Gene Milton

No. 28
- Position: Wide receiver

Personal information
- Born: September 28, 1944 (age 81) Ocala, Florida, U.S.
- Listed height: 5 ft 10 in (1.78 m)
- Listed weight: 185 lb (84 kg)

Career information
- High school: Howard (Ocala)
- College: Florida A&M (1964-1967)
- NFL draft: 1968: undrafted

Career history
- Miami Dolphins (1968-1969);

Career AFL statistics
- Receptions: 21
- Receiving yards: 322
- Receiving touchdowns: 1
- Stats at Pro Football Reference

= Gene Milton =

American football player (born 1944)

Eugene (Gene) Milton (born September 28, 1944) is an American former professional football player who was a wide receiver and kick returner for the Miami Dolphins of the American Football League (AFL). He played college football for the Florida A&M Rattlers.

Milton was born on September 28, 1944, in Ocala, Florida, and attended segregated Howard High School, where he set numerous Florida Interscholastic Athletic Association (the association for negro schools) records, including a 9.4 time in the 100 yard dash. Although this record tied the national high school record set by Jesse Owens, James Jackson, and Trenton Jackson, it was not widely reported He attended Florida A&M University where he excelled both in football and track.

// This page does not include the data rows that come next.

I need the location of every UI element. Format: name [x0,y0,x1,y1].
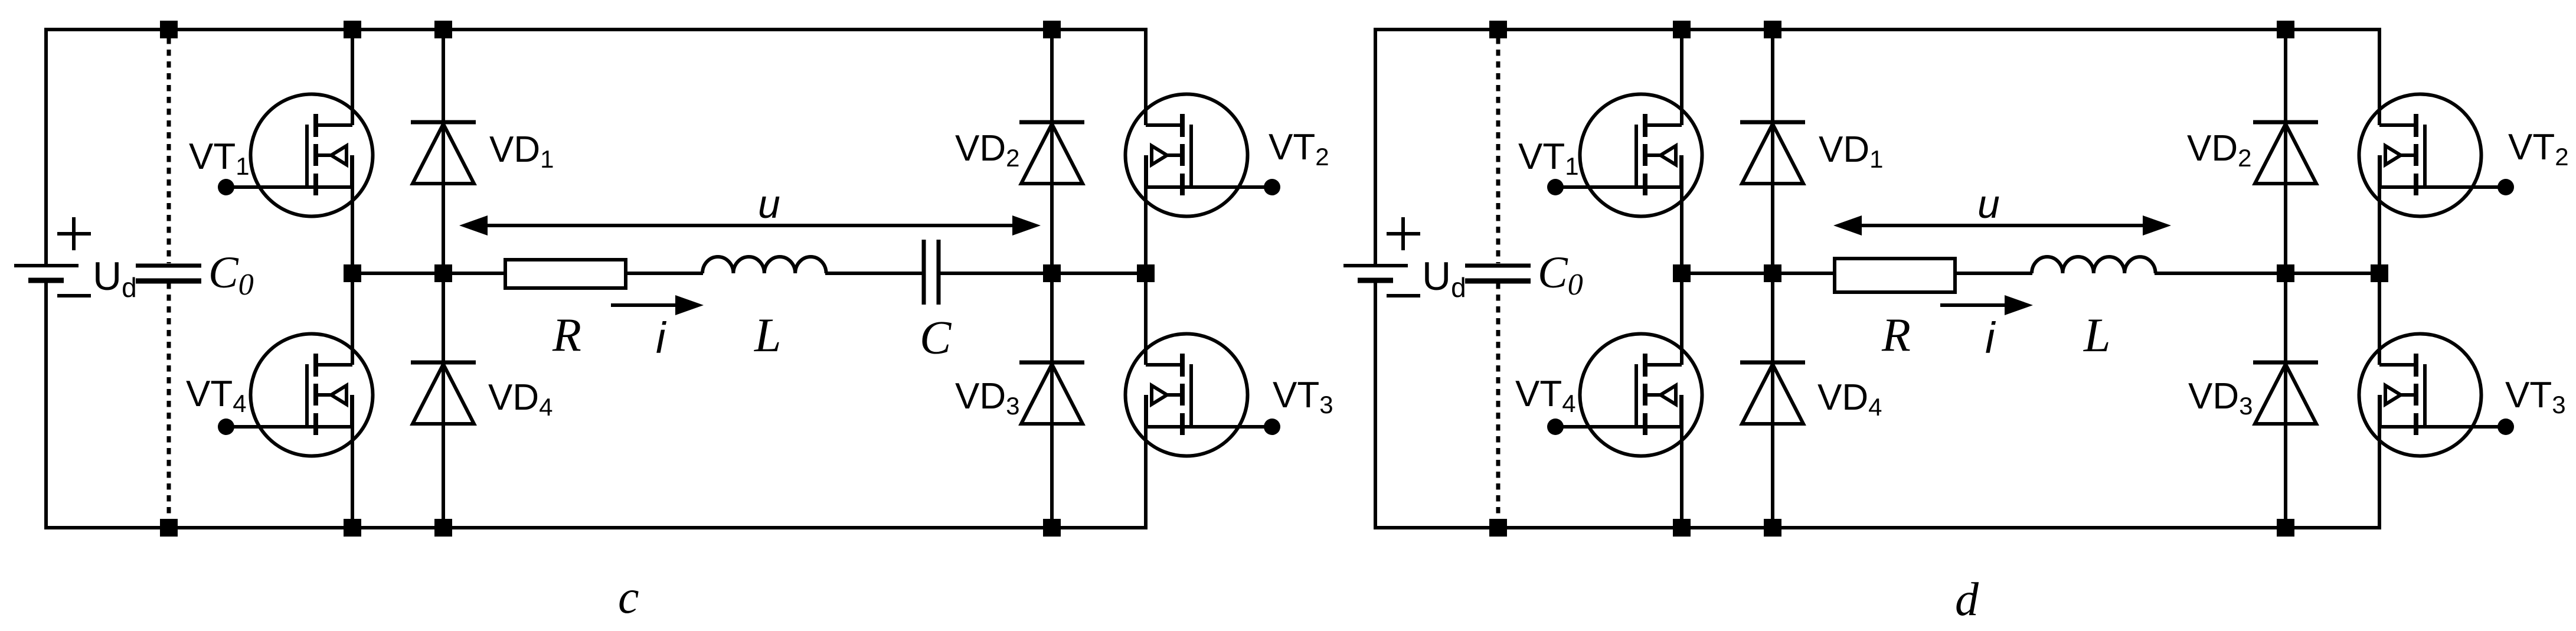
capacitor C0 plates (d) [1465,264,1531,268]
wire c-VT right branch lower [1144,395,1148,529]
svg-text:c: c [618,571,639,623]
node junction C0 top (d) [1489,21,1507,38]
wire c-VT branch lower [351,395,354,529]
plus sign (c) [57,232,91,236]
node junction VD3 bottom (d) [2277,519,2294,537]
wire c-VD left diode branch [442,28,445,529]
wire left side lower (c) [44,280,48,529]
transistor VT4 (c) (MOSFET) [218,334,373,456]
arrow i current direction (d) [1940,303,2008,307]
resistor R body (d) [1835,259,1955,292]
svg-text:i: i [1985,313,1996,362]
svg-text:d: d [1955,574,1979,626]
diode VD4 (c) [411,362,476,424]
transistor VT3 (c) (MOSFET) [1126,334,1281,456]
node junction VD2 top (c) [1043,21,1061,38]
diode VD3 (d) [2253,362,2318,424]
wire d-VD left diode branch [1771,28,1774,529]
wire c-VT right branch middle [1144,155,1148,365]
node junction mid left VD (d) [1764,264,1781,282]
wire left side upper (c) [44,28,48,266]
svg-text:u: u [1977,182,2000,227]
wire C to right node (c) [940,272,1146,275]
node junction VD1 top (c) [434,21,452,38]
node junction VD4 bottom (d) [1764,519,1781,537]
diode VD1 (c) [411,122,476,184]
capacitor C0 plates (c) [136,264,201,268]
node junction VT1 top (d) [1673,21,1691,38]
wire bottom rail (c) [44,526,1148,529]
wire bottom rail (d) [1374,526,2381,529]
wire d-VT branch middle [1680,155,1683,365]
node junction mid left VD (c) [434,264,452,282]
node junction mid right VT (c) [1137,264,1155,282]
node junction C0 bottom (c) [160,519,178,537]
wire d-VT right branch upper [2378,28,2381,125]
wire L to C (c) [825,272,923,275]
svg-text:L: L [754,308,782,362]
wire left side upper (d) [1374,28,1377,266]
diode VD2 (d) [2253,122,2318,184]
arrow i current direction (c) [611,303,679,307]
transistor VT1 (d) (MOSFET) [1547,94,1702,217]
wire d-VT-top branch upper [1680,28,1683,125]
diode VD2 (c) [1019,122,1084,184]
transistor VT4 (d) (MOSFET) [1547,334,1702,456]
DC source battery plates (c) [14,264,79,267]
minus sign (c) [57,294,91,297]
transistor VT3 (d) (MOSFET) [2359,334,2515,456]
svg-text:R: R [1881,309,1911,361]
svg-text:u: u [758,182,780,227]
diode VD1 (d) [1740,122,1805,184]
node junction mid right VD (d) [2277,264,2294,282]
wire d-VT branch lower [1680,395,1683,529]
wire top rail (c) [44,28,1148,31]
node junction VD4 bottom (c) [434,519,452,537]
node junction C0 top (c) [160,21,178,38]
arrow u voltage span (c) [484,224,1016,227]
diode VD4 (d) [1740,362,1805,424]
svg-text:C: C [920,312,952,364]
wire d-VD right diode branch [2284,28,2287,529]
resistor R body (c) [505,260,626,288]
wire R to L (d) [1957,272,2032,275]
wire d-VT right branch middle [2378,155,2381,365]
node junction mid left VT (c) [344,264,361,282]
node junction mid right VD (c) [1043,264,1061,282]
wire mid rail left segment (d) [1682,272,1835,275]
node junction VT4 bottom (c) [344,519,361,537]
inductor L (c) [702,257,826,273]
dashed wire C0 branch upper (d) [1496,38,1501,263]
arrow u voltage span (d) [1858,224,2146,227]
node junction mid right VT (d) [2371,264,2388,282]
wire mid rail left segment (c) [352,272,505,275]
svg-text:L: L [2083,308,2111,362]
capacitor C plates (c) [922,240,926,305]
node junction VD1 top (d) [1764,21,1781,38]
wire L to right node (d) [2155,272,2379,275]
dashed wire C0 branch upper (c) [167,38,171,263]
dashed wire C0 branch lower (c) [167,283,171,519]
wire c-VT branch middle [351,155,354,365]
wire d-VT right branch lower [2378,395,2381,529]
transistor VT1 (c) (MOSFET) [218,94,373,217]
wire c-VT right branch upper [1144,28,1148,125]
svg-text:R: R [552,309,581,361]
wire c-VD right diode branch [1050,28,1054,529]
wire left side lower (d) [1374,280,1377,529]
diode VD3 (c) [1019,362,1084,424]
transistor VT2 (c) (MOSFET) [1126,94,1281,217]
transistor VT2 (d) (MOSFET) [2359,94,2515,217]
wire R to L (c) [627,272,703,275]
node junction VT1 top (c) [344,21,361,38]
node junction VD2 top (d) [2277,21,2294,38]
inductor L (d) [2032,257,2156,273]
wire c-VT-top branch upper [351,28,354,125]
minus sign (d) [1387,294,1420,297]
wire top rail (d) [1374,28,2381,31]
plus sign (d) [1387,232,1420,236]
node junction C0 bottom (d) [1489,519,1507,537]
node junction VD3 bottom (c) [1043,519,1061,537]
node junction mid left VT (d) [1673,264,1691,282]
DC source battery plates (d) [1343,264,1408,267]
svg-text:i: i [656,313,667,362]
dashed wire C0 branch lower (d) [1496,283,1501,519]
node junction VT4 bottom (d) [1673,519,1691,537]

After graduating from FAMU, he played professional football for the Miami Dolphins. He later coached football at Florida Memorial University, Miami Central High School, Miami Carol City High School, and Miami Park High School.

He was added to the Florida A&M Sports Hall of Fame in 1990 and the Florida Track and Field Hall of Fame in 2016. He played for the Dolphins from 1968 to 1969.